3) The business must record all workers’ wages, work and receipts.
4) Appropriate legislatures will review the work and choose examiners for the equivalent.
The procedure before the authority in matters relating to non-payment or payment of less than the minimum wages to the employees occurred in the following manner;
Section 22 of the Wages Act, 1948[1], an employer who fails to provide minimum rates of wages to the employees or the workers any order or rule made under section 13 of the Act shall be punished with imprisonment for a term which may extend to six months or not less than five hundred rupees or both.

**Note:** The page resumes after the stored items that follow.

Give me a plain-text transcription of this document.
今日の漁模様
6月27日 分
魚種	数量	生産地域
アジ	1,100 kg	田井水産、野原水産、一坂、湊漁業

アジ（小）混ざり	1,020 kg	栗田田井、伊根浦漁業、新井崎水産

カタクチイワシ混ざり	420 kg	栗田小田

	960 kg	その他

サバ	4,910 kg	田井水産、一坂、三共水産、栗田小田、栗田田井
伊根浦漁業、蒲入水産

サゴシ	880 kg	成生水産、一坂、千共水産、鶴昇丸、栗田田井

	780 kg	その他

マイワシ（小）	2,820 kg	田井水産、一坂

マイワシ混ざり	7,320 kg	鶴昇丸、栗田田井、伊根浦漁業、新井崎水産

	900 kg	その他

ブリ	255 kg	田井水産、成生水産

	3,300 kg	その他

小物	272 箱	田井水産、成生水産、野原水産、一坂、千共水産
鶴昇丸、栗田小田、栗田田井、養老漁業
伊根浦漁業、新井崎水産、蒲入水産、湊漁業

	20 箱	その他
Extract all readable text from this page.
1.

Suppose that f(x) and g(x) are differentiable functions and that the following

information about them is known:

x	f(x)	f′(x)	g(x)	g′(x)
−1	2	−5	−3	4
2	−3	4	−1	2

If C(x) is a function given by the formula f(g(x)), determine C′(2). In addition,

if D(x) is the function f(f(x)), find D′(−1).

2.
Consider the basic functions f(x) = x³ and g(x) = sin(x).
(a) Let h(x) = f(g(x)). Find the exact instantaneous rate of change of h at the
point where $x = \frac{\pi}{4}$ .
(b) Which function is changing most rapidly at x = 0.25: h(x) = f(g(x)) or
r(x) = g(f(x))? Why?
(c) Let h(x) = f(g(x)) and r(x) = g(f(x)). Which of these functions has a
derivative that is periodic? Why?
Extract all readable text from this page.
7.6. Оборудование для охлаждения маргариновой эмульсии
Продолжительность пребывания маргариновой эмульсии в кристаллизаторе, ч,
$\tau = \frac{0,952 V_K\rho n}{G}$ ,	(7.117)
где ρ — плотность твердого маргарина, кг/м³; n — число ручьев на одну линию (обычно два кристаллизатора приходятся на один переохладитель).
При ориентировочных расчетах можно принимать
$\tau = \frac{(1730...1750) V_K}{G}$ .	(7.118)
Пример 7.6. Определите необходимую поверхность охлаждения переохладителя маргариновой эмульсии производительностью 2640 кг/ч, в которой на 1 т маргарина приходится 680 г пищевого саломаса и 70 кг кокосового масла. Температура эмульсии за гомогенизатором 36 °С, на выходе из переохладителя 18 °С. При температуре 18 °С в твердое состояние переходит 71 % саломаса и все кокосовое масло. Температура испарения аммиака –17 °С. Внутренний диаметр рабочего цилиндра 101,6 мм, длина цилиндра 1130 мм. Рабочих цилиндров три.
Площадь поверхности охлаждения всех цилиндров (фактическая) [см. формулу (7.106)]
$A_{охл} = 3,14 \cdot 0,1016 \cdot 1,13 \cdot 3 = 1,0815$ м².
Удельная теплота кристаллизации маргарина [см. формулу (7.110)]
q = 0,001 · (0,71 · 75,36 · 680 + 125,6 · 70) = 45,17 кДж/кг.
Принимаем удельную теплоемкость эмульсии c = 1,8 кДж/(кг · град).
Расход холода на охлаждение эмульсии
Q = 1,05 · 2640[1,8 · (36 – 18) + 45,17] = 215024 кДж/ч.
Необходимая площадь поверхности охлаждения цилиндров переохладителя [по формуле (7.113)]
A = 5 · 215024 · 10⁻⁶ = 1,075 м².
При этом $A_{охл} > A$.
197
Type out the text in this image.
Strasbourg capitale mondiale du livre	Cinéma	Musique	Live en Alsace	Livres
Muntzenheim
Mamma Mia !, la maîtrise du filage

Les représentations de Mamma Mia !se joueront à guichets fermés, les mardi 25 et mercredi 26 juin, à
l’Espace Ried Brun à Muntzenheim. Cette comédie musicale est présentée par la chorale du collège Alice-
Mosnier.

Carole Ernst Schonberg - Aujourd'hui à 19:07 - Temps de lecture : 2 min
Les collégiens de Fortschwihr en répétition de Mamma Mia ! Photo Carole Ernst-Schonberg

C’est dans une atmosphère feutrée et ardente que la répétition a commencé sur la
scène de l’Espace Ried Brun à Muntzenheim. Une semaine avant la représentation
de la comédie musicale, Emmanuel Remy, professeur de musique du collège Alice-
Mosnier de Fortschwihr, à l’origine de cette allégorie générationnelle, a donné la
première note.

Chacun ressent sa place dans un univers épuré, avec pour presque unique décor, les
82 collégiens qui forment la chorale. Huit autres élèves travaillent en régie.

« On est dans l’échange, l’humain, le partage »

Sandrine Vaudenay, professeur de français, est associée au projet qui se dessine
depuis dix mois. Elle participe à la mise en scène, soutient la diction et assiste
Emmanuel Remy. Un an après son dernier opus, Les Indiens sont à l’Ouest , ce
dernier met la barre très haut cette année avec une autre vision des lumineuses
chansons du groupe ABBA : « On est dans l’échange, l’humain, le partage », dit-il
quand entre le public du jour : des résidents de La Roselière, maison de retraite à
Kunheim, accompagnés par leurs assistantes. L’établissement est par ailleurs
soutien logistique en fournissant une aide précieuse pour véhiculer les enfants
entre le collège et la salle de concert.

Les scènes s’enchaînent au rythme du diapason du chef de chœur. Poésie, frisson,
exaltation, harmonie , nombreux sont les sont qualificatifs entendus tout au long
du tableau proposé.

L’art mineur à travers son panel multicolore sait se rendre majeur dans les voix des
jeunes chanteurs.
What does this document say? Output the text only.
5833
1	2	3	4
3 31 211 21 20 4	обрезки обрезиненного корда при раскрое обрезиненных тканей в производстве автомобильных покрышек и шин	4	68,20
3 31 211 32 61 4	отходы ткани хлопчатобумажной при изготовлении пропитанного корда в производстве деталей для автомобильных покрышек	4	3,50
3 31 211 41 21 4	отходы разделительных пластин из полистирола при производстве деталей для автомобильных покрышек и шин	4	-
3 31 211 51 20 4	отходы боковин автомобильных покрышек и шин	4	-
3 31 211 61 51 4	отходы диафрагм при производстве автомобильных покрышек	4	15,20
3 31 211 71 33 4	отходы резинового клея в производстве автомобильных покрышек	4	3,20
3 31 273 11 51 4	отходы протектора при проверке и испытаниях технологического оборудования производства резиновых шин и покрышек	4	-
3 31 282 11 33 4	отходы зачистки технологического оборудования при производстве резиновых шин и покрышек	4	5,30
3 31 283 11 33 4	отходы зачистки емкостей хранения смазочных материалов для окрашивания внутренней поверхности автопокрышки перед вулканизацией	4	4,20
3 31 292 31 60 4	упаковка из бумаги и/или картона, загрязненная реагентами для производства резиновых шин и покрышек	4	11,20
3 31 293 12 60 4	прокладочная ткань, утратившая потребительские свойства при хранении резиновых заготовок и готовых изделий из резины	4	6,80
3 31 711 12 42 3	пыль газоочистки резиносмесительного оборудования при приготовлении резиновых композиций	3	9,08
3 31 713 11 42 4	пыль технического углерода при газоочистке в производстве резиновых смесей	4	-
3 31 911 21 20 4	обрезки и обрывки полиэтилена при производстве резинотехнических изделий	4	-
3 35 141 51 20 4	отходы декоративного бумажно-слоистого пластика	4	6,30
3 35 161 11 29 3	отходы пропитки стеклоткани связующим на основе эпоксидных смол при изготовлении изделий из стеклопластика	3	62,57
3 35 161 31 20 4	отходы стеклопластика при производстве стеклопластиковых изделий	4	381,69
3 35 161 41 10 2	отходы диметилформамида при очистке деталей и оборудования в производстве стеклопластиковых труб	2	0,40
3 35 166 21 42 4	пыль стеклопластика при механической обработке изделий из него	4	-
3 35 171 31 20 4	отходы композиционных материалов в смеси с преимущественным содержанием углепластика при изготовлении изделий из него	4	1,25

The Minimum Wages Act of 1948 was enacted to safeguard the rights and interests of the workers as laid down under the Act. The Act provides equal employment opportunities and adequate remuneration for maintaining a decent standard of livelihood for the workers. The provisions under the Act also state revising wages every five years, fixing working hours on a typical working day and preventing undue exploitation of the workers in the establishment. The Act further states that the advisory committees and boards that the workers can approach seek redressal regarding cases concerning the delay in the payment or non-payment of wages by their employers. The Act also grants adequate powers to the inspectors to look after the welfare of the workers. Therefore, this Act plays a crucial role in providing the basic needs of the workers of a scheduled employment category, granting adequate wages to survive with their livelihood and promoting the Directive Principles of State Policy under Article 43 of the Constitution of India.
Also Read: Key Highlights of New Labour Codes in India
Minakshi Bindhani has completed LL.M. with a specialization in Criminal Law from Madhusudan Law University, Cuttack, Odisha. She is more inclined toward legal research and writing and have prior experience in Civil and Criminal litigation and content writing.